La mujer me miró de una manera indescifrable.
– Eso son tonterías, señor -repuso; la corriente humana me alejaba-, recuerdos para turistas y yo soy una auténtica kallawaya… una yatiri -me aclaró, creyendo que mi cara de sorpresa obedecía a la ignorancia, cuando era por todo lo contrario: recordaba muy bien cómo la crónica de los yatiris de Taipikala explicaba que los Capacas que marcharon a Cuzco y conservaron su papel de médicos de la nobleza Orejona pasaron a ser conocidos como kallawayas-. Puedo ofrecerle cualquier medicina que usted necesite -siguió diciéndome-. Tengo las hierbas para sanar todos los males, hasta los del amor. Amuletos contra los espíritus malignos y ofrendas para la Pachamama.
– No, gracias -repetí-, sólo quiero bastones de Viracocha.
– Entonces vaya a la calle Sagárnaga -me dijo amablemente-. Allí los encontrará.
– ¿Y qué calle es ésa? -le pregunté, doblando la cabeza hacia atrás para mirarla, pero ya no me oía, pendiente de otros posibles clientes que pasaban frente a su tenderete.

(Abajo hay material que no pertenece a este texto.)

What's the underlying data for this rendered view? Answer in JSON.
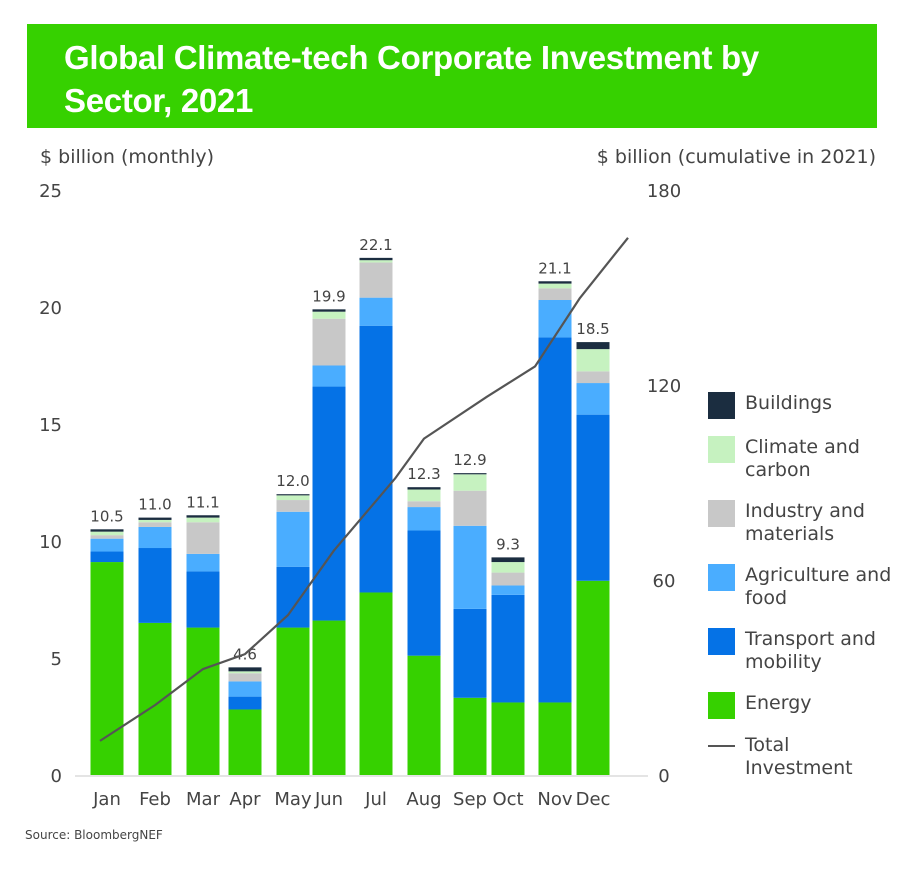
{
  "header": {
    "title": "Global Climate-tech Corporate Investment by Sector, 2021",
    "banner_color": "#36d100"
  },
  "source": "Source: BloombergNEF",
  "chart_data": {
    "type": "bar",
    "stacked": true,
    "title": "Global Climate-tech Corporate Investment by Sector, 2021",
    "xlabel": "",
    "ylabel": "$ billion (monthly)",
    "ylabel_right": "$ billion (cumulative in 2021)",
    "ylim": [
      0,
      25
    ],
    "ylim_right": [
      0,
      180
    ],
    "yticks": [
      0,
      5,
      10,
      15,
      20,
      25
    ],
    "yticks_right": [
      0,
      60,
      120,
      180
    ],
    "grid": false,
    "legend_position": "right",
    "categories": [
      "Jan",
      "Feb",
      "Mar",
      "Apr",
      "May",
      "Jun",
      "Jul",
      "Aug",
      "Sep",
      "Oct",
      "Nov",
      "Dec"
    ],
    "totals": [
      10.5,
      11.0,
      11.1,
      4.6,
      12.0,
      19.9,
      22.1,
      12.3,
      12.9,
      9.3,
      21.1,
      18.5
    ],
    "series": [
      {
        "name": "Energy",
        "color": "#36d100",
        "values": [
          9.1,
          6.5,
          6.3,
          2.8,
          6.3,
          6.6,
          7.8,
          5.1,
          3.3,
          3.1,
          3.1,
          8.3
        ]
      },
      {
        "name": "Transport and mobility",
        "color": "#0572e6",
        "values": [
          0.45,
          3.2,
          2.4,
          0.55,
          2.6,
          10.0,
          11.4,
          5.35,
          3.8,
          4.6,
          15.6,
          7.1
        ]
      },
      {
        "name": "Agriculture and food",
        "color": "#4aadff",
        "values": [
          0.55,
          0.9,
          0.75,
          0.65,
          2.35,
          0.9,
          1.2,
          1.0,
          3.55,
          0.4,
          1.6,
          1.35
        ]
      },
      {
        "name": "Industry and materials",
        "color": "#c8c8c8",
        "values": [
          0.15,
          0.2,
          1.35,
          0.35,
          0.5,
          2.0,
          1.5,
          0.25,
          1.5,
          0.55,
          0.5,
          0.5
        ]
      },
      {
        "name": "Climate and carbon",
        "color": "#c6f2c0",
        "values": [
          0.15,
          0.1,
          0.2,
          0.08,
          0.2,
          0.3,
          0.1,
          0.5,
          0.7,
          0.45,
          0.2,
          0.95
        ]
      },
      {
        "name": "Buildings",
        "color": "#1b2d40",
        "values": [
          0.1,
          0.1,
          0.1,
          0.17,
          0.05,
          0.1,
          0.1,
          0.1,
          0.05,
          0.2,
          0.1,
          0.3
        ]
      }
    ],
    "line_series": {
      "name": "Total Investment",
      "color": "#555555",
      "axis": "right",
      "values": [
        10.5,
        21.5,
        32.6,
        37.2,
        49.2,
        69.1,
        91.2,
        103.5,
        116.4,
        125.7,
        146.8,
        165.3
      ]
    },
    "legend": [
      {
        "label": "Buildings",
        "color": "#1b2d40",
        "kind": "box"
      },
      {
        "label": "Climate and carbon",
        "color": "#c6f2c0",
        "kind": "box"
      },
      {
        "label": "Industry and materials",
        "color": "#c8c8c8",
        "kind": "box"
      },
      {
        "label": "Agriculture and food",
        "color": "#4aadff",
        "kind": "box"
      },
      {
        "label": "Transport and mobility",
        "color": "#0572e6",
        "kind": "box"
      },
      {
        "label": "Energy",
        "color": "#36d100",
        "kind": "box"
      },
      {
        "label": "Total Investment",
        "color": "#555555",
        "kind": "line"
      }
    ]
  }
}
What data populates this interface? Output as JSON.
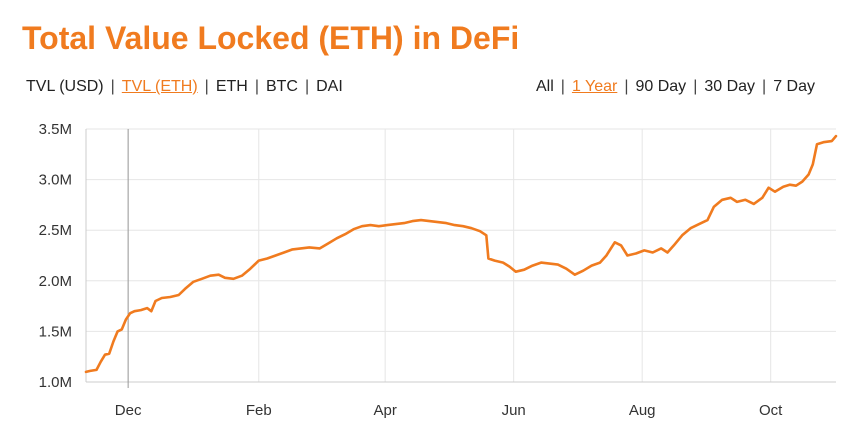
{
  "title": "Total Value Locked (ETH) in DeFi",
  "colors": {
    "accent": "#f07b1f",
    "grid": "#e6e6e6",
    "axis": "#cccccc",
    "cursor": "#999999"
  },
  "metric_options": [
    {
      "label": "TVL (USD)",
      "active": false
    },
    {
      "label": "TVL (ETH)",
      "active": true
    },
    {
      "label": "ETH",
      "active": false
    },
    {
      "label": "BTC",
      "active": false
    },
    {
      "label": "DAI",
      "active": false
    }
  ],
  "range_options": [
    {
      "label": "All",
      "active": false
    },
    {
      "label": "1 Year",
      "active": true
    },
    {
      "label": "90 Day",
      "active": false
    },
    {
      "label": "30 Day",
      "active": false
    },
    {
      "label": "7 Day",
      "active": false
    }
  ],
  "separator": "|",
  "chart_data": {
    "type": "line",
    "title": "Total Value Locked (ETH) in DeFi",
    "xlabel": "",
    "ylabel": "",
    "x_range": [
      "2019-11-11",
      "2020-11-01"
    ],
    "y_range": [
      1.0,
      3.5
    ],
    "grid": true,
    "x_ticks": [
      {
        "date": "2019-12-01",
        "label": "Dec"
      },
      {
        "date": "2020-02-01",
        "label": "Feb"
      },
      {
        "date": "2020-04-01",
        "label": "Apr"
      },
      {
        "date": "2020-06-01",
        "label": "Jun"
      },
      {
        "date": "2020-08-01",
        "label": "Aug"
      },
      {
        "date": "2020-10-01",
        "label": "Oct"
      }
    ],
    "y_ticks": [
      {
        "value": 1.0,
        "label": "1.0M"
      },
      {
        "value": 1.5,
        "label": "1.5M"
      },
      {
        "value": 2.0,
        "label": "2.0M"
      },
      {
        "value": 2.5,
        "label": "2.5M"
      },
      {
        "value": 3.0,
        "label": "3.0M"
      },
      {
        "value": 3.5,
        "label": "3.5M"
      }
    ],
    "cursor_date": "2019-12-01",
    "series": [
      {
        "color": "#f07b1f",
        "points": [
          [
            "2019-11-11",
            1.1
          ],
          [
            "2019-11-13",
            1.11
          ],
          [
            "2019-11-16",
            1.12
          ],
          [
            "2019-11-18",
            1.2
          ],
          [
            "2019-11-20",
            1.27
          ],
          [
            "2019-11-22",
            1.28
          ],
          [
            "2019-11-24",
            1.4
          ],
          [
            "2019-11-26",
            1.5
          ],
          [
            "2019-11-28",
            1.52
          ],
          [
            "2019-11-30",
            1.62
          ],
          [
            "2019-12-02",
            1.68
          ],
          [
            "2019-12-04",
            1.7
          ],
          [
            "2019-12-07",
            1.71
          ],
          [
            "2019-12-10",
            1.73
          ],
          [
            "2019-12-12",
            1.7
          ],
          [
            "2019-12-14",
            1.8
          ],
          [
            "2019-12-17",
            1.83
          ],
          [
            "2019-12-21",
            1.84
          ],
          [
            "2019-12-25",
            1.86
          ],
          [
            "2019-12-28",
            1.92
          ],
          [
            "2020-01-01",
            1.99
          ],
          [
            "2020-01-05",
            2.02
          ],
          [
            "2020-01-09",
            2.05
          ],
          [
            "2020-01-13",
            2.06
          ],
          [
            "2020-01-16",
            2.03
          ],
          [
            "2020-01-20",
            2.02
          ],
          [
            "2020-01-24",
            2.05
          ],
          [
            "2020-01-28",
            2.12
          ],
          [
            "2020-02-01",
            2.2
          ],
          [
            "2020-02-05",
            2.22
          ],
          [
            "2020-02-09",
            2.25
          ],
          [
            "2020-02-13",
            2.28
          ],
          [
            "2020-02-17",
            2.31
          ],
          [
            "2020-02-21",
            2.32
          ],
          [
            "2020-02-25",
            2.33
          ],
          [
            "2020-03-01",
            2.32
          ],
          [
            "2020-03-05",
            2.37
          ],
          [
            "2020-03-09",
            2.42
          ],
          [
            "2020-03-13",
            2.46
          ],
          [
            "2020-03-17",
            2.51
          ],
          [
            "2020-03-21",
            2.54
          ],
          [
            "2020-03-25",
            2.55
          ],
          [
            "2020-03-29",
            2.54
          ],
          [
            "2020-04-02",
            2.55
          ],
          [
            "2020-04-06",
            2.56
          ],
          [
            "2020-04-10",
            2.57
          ],
          [
            "2020-04-14",
            2.59
          ],
          [
            "2020-04-18",
            2.6
          ],
          [
            "2020-04-22",
            2.59
          ],
          [
            "2020-04-26",
            2.58
          ],
          [
            "2020-04-30",
            2.57
          ],
          [
            "2020-05-04",
            2.55
          ],
          [
            "2020-05-08",
            2.54
          ],
          [
            "2020-05-12",
            2.52
          ],
          [
            "2020-05-16",
            2.49
          ],
          [
            "2020-05-19",
            2.45
          ],
          [
            "2020-05-20",
            2.22
          ],
          [
            "2020-05-23",
            2.2
          ],
          [
            "2020-05-27",
            2.18
          ],
          [
            "2020-05-30",
            2.14
          ],
          [
            "2020-06-02",
            2.09
          ],
          [
            "2020-06-06",
            2.11
          ],
          [
            "2020-06-10",
            2.15
          ],
          [
            "2020-06-14",
            2.18
          ],
          [
            "2020-06-18",
            2.17
          ],
          [
            "2020-06-22",
            2.16
          ],
          [
            "2020-06-26",
            2.12
          ],
          [
            "2020-06-30",
            2.06
          ],
          [
            "2020-07-04",
            2.1
          ],
          [
            "2020-07-08",
            2.15
          ],
          [
            "2020-07-12",
            2.18
          ],
          [
            "2020-07-15",
            2.25
          ],
          [
            "2020-07-19",
            2.38
          ],
          [
            "2020-07-22",
            2.35
          ],
          [
            "2020-07-25",
            2.25
          ],
          [
            "2020-07-29",
            2.27
          ],
          [
            "2020-08-02",
            2.3
          ],
          [
            "2020-08-06",
            2.28
          ],
          [
            "2020-08-10",
            2.32
          ],
          [
            "2020-08-13",
            2.28
          ],
          [
            "2020-08-16",
            2.35
          ],
          [
            "2020-08-20",
            2.45
          ],
          [
            "2020-08-24",
            2.52
          ],
          [
            "2020-08-28",
            2.56
          ],
          [
            "2020-09-01",
            2.6
          ],
          [
            "2020-09-04",
            2.73
          ],
          [
            "2020-09-08",
            2.8
          ],
          [
            "2020-09-12",
            2.82
          ],
          [
            "2020-09-15",
            2.78
          ],
          [
            "2020-09-19",
            2.8
          ],
          [
            "2020-09-23",
            2.76
          ],
          [
            "2020-09-27",
            2.82
          ],
          [
            "2020-09-30",
            2.92
          ],
          [
            "2020-10-03",
            2.88
          ],
          [
            "2020-10-07",
            2.93
          ],
          [
            "2020-10-10",
            2.95
          ],
          [
            "2020-10-13",
            2.94
          ],
          [
            "2020-10-16",
            2.98
          ],
          [
            "2020-10-19",
            3.05
          ],
          [
            "2020-10-21",
            3.15
          ],
          [
            "2020-10-23",
            3.35
          ],
          [
            "2020-10-26",
            3.37
          ],
          [
            "2020-10-30",
            3.38
          ],
          [
            "2020-11-01",
            3.43
          ]
        ]
      }
    ]
  }
}
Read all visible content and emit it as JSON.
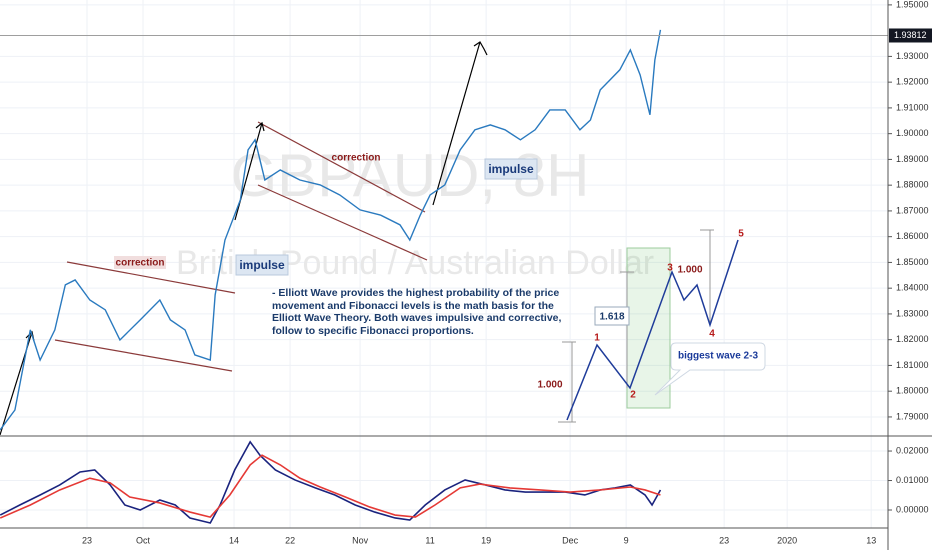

Las mesas de los puestos estaban cargadas de productos de lo más variopinto pero en todas abundaban los fetos de llama, que resultaban bastante repugnantes a la luz del sol. Eran como pollos momificados, aunque con cuatro patas y la piel negruzca por el secado o el ahumado. El caso es que se exhibían como trofeos, en grupos, y los puestos más grandes y ricos eran los que más tenían, colocados junto a bolsas de celofán que parecían contener caramelos envueltos en brillantes papeles de colores pero que no eran eso en absoluto, o al lado de botellas que imitaban a las de champán, con una capa de aluminio amarillo o rojo ocultando el tapón, y que resultaban ser de vino espumoso con extrañas mezclas de hierbas, o colgando de ganchos sobre cantidades ingentes de sobrecillos que daban la impresión de contener semillas para plantar flores pero que tampoco eran de semillas sino que escondían mejunjes para hacer hechizos o para escapar de los mismos. En fin, aquello había que verlo para creerlo. Y, al frente de cada puesto, una o un yatirikallawaya, feliz de sus conocimientos y de su lugar en el mundo, consciente del poder sagrado de sus productos.